Jailhouse Surprise

The British Broadcasting Corporation has been recently surprised by the Iraqi Interior Ministry, which allowed them to visit Rusafa Prison in Baghdad. The report reports, in a beautifully written, archetypal human scene, that Iraq’s prison system is extremely overcrowded, with a hundred people to a shower, five to a bunk and thirty-three point three to a toilet, so you take turns to sleep, have a chance at the shower once every three days, and I can’t imagine what you do about the restrooms.

The guards invoke Saddam Hussein, saying that in his time the jails were worse; the street has it that not much has changed.
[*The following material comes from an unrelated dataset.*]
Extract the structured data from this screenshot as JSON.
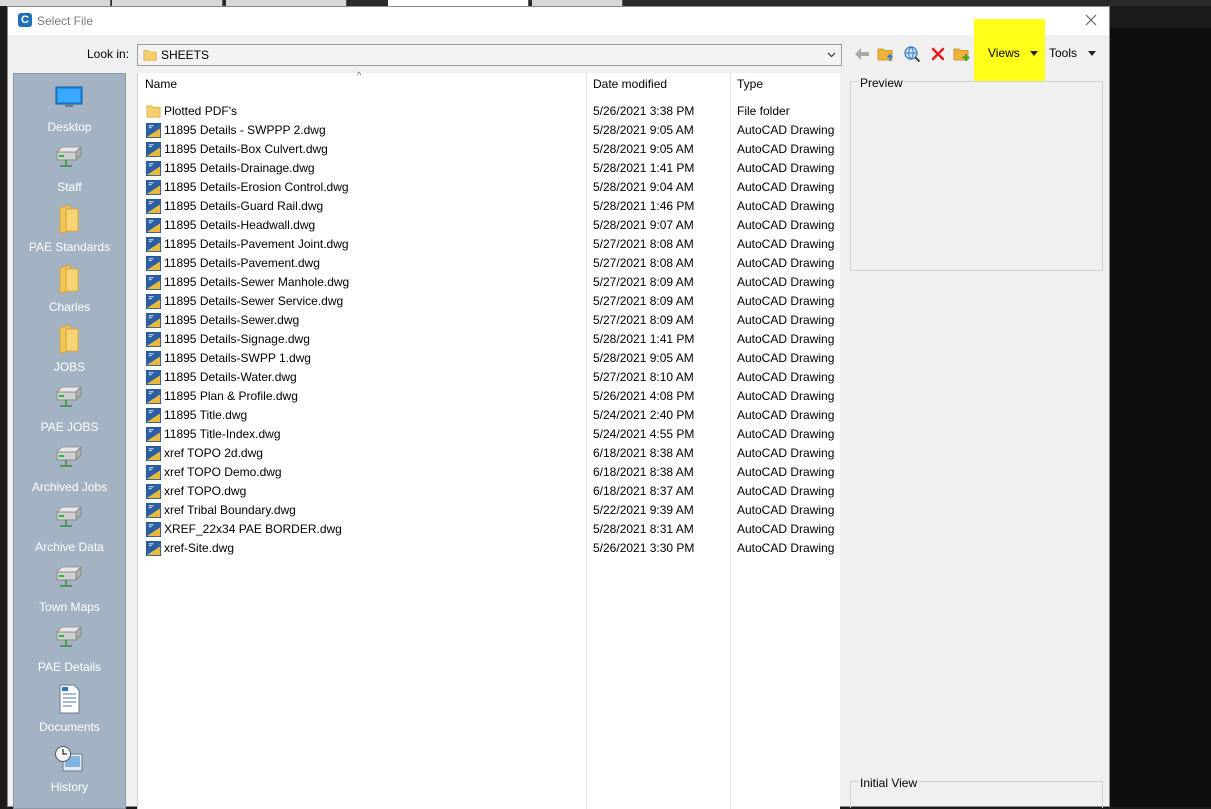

It seems that the problem is caused by too many people getting arrested in a fashion somewhere between rational and random, overwhelming the too few jails and judges (Sounds familiar?), and in a final hemi-potent thought-provoker suggests that “as the United States and Britain gradually make their exit from Iraq, they are due to transfer thousands of prisoners into the custody of the Iraqi prison system,” making it even worse.
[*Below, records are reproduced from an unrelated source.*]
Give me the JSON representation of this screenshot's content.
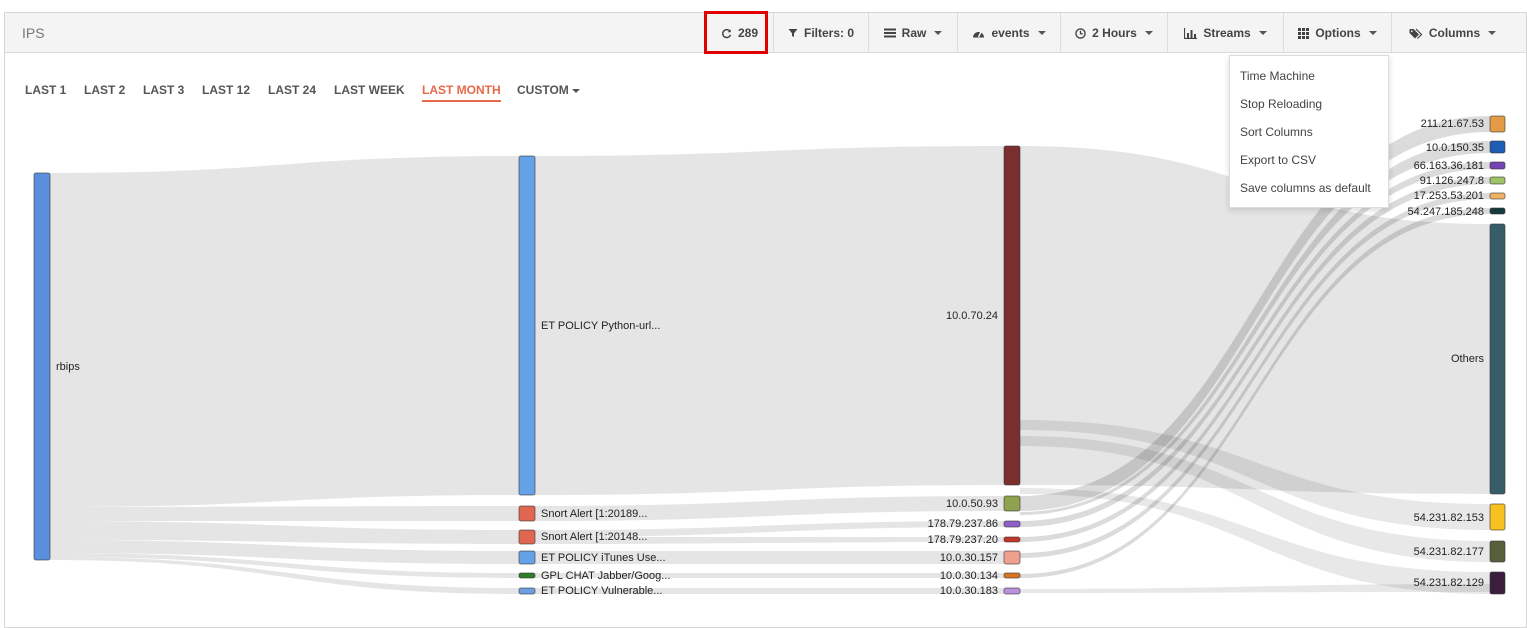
{
  "app": {
    "title": "IPS"
  },
  "toolbar": {
    "refresh_count": "289",
    "filters": "Filters: 0",
    "raw": "Raw",
    "events": "events",
    "time": "2 Hours",
    "streams": "Streams",
    "options": "Options",
    "columns": "Columns"
  },
  "tabs": [
    "LAST 1",
    "LAST 2",
    "LAST 3",
    "LAST 12",
    "LAST 24",
    "LAST WEEK",
    "LAST MONTH",
    "CUSTOM"
  ],
  "active_tab": "LAST MONTH",
  "options_menu": [
    "Time Machine",
    "Stop Reloading",
    "Sort Columns",
    "Export to CSV",
    "Save columns as default"
  ],
  "sankey": {
    "col1": [
      {
        "label": "rbips",
        "color": "#5b8fdd"
      }
    ],
    "col2": [
      {
        "label": "ET POLICY Python-url...",
        "color": "#64a1e6"
      },
      {
        "label": "Snort Alert [1:20189...",
        "color": "#e06651"
      },
      {
        "label": "Snort Alert [1:20148...",
        "color": "#e06651"
      },
      {
        "label": "ET POLICY iTunes Use...",
        "color": "#64a1e6"
      },
      {
        "label": "GPL CHAT Jabber/Goog...",
        "color": "#2f7d2a"
      },
      {
        "label": "ET POLICY Vulnerable...",
        "color": "#6f9fdf"
      }
    ],
    "col3": [
      {
        "label": "10.0.70.24",
        "color": "#7a2e2e"
      },
      {
        "label": "10.0.50.93",
        "color": "#8fa24f"
      },
      {
        "label": "178.79.237.86",
        "color": "#8e5fc9"
      },
      {
        "label": "178.79.237.20",
        "color": "#c2372c"
      },
      {
        "label": "10.0.30.157",
        "color": "#ef9f8d"
      },
      {
        "label": "10.0.30.134",
        "color": "#d8771f"
      },
      {
        "label": "10.0.30.183",
        "color": "#b991dd"
      }
    ],
    "col4": [
      {
        "label": "211.21.67.53",
        "color": "#e49b48"
      },
      {
        "label": "10.0.150.35",
        "color": "#1e5cb5"
      },
      {
        "label": "66.163.36.181",
        "color": "#7345b0"
      },
      {
        "label": "91.126.247.8",
        "color": "#9ec46a"
      },
      {
        "label": "17.253.53.201",
        "color": "#f0b163"
      },
      {
        "label": "54.247.185.248",
        "color": "#153b3e"
      },
      {
        "label": "Others",
        "color": "#375e68"
      },
      {
        "label": "54.231.82.153",
        "color": "#f7c220"
      },
      {
        "label": "54.231.82.177",
        "color": "#56603a"
      },
      {
        "label": "54.231.82.129",
        "color": "#3d1d3d"
      }
    ]
  }
}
What can we do? As a group of nations, rich in infrastructure, human resources, and civic tradition, what can the West do to help? That is a question not usually asked about actual problems, being instead reserved for overarching generalities or, even better, something completely imaginary. As for answers, it is not my responsibility to provide them; but I suggest we could start by handing over some of those damn big bases to the Iraqis to use as extra prison space, and by taking a good few thousands of young ones to make lawyers out of them. Then we can start thinking about how to get less people arrested.

And what then? Then we can start doing the same thing right here at home.